Though she avoided explicitly mentioning President Donald Trump, his cryptocurrency entanglements have attracted considerable attention. These relationships include launching a memecoin bearing his name, his family’s participation in World Liberty Financial, and additional commercial activities within the sector.
Administration representatives have rejected claims that Trump’s business activities create conflicts of interest. They have further stated opposition to any legislative language specifically designed to target the president.
What Needs to Happen Before a Vote
Gillibrand indicated that negotiators continue refining sections related to consumer safeguards and anti-money laundering measures. She stressed that the ethics component requires resolution during the upcoming week to gain cross-party support at an anticipated Senate Banking Committee session potentially scheduled for next week.
Should these concerns be resolved and the present draft merged with the legislation already approved by the Senate Agriculture Committee, Gillibrand suggested a full Senate vote might occur before lawmakers depart for their August break beginning August 10.
She predicted a final vote could come in the first week of August, “if we’re lucky.”
Senators on the banking panel announced an agreement on stablecoin yield provisions last week. While viewed as progress, that arrangement did not incorporate the ethics requirements for government officials.
Ripple CEO Brad Garlinghouse indicated Tuesday that legislators face approximately a two-week timeframe to advance the bill before midterm election considerations begin affecting legislative priorities.
Where the Bill Stands Now
The Senate Banking Committee delayed a scheduled markup session for the legislation in January. No replacement date has been announced as of Wednesday.
Coinbase CEO Brian Armstrong stated during the postponement that his platform could not endorse the bill in its existing form. Additional cryptocurrency firms similarly expressed reservations regarding provisions addressing decentralized finance protocols, stablecoins, and tokenized securities.

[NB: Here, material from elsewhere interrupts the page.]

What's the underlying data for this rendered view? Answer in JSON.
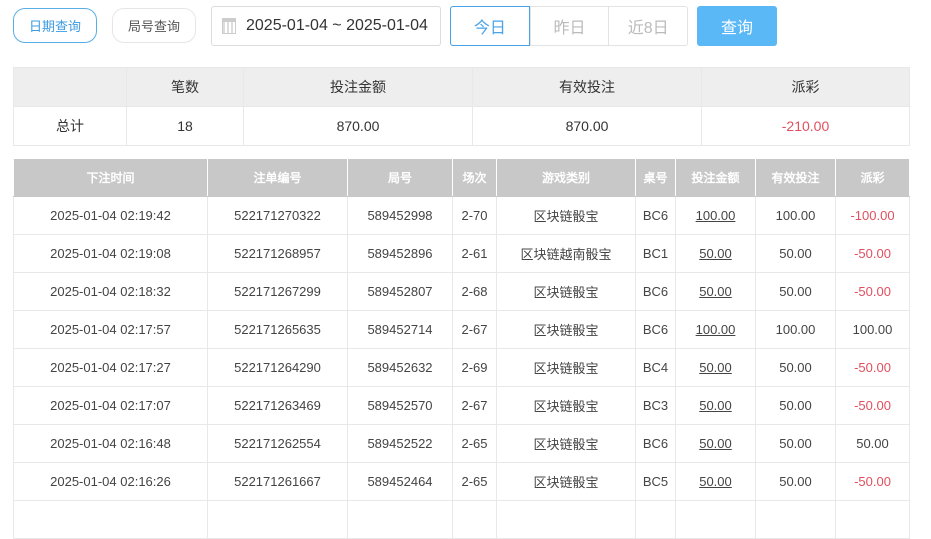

Summer Mersinger, head of the Blockchain Association and former Commodity Futures Trading Commission commissioner, remarked at Consensus that although the present timeframe carries significance, additional opportunities for advancing the legislation may emerge later.
Traders on Polymarket, a prediction marketplace, currently assess a 65% likelihood that the CLARITY Act will receive presidential approval by the conclusion of 2026. On Kalshi, market participants place the probability of passage before August at 49%.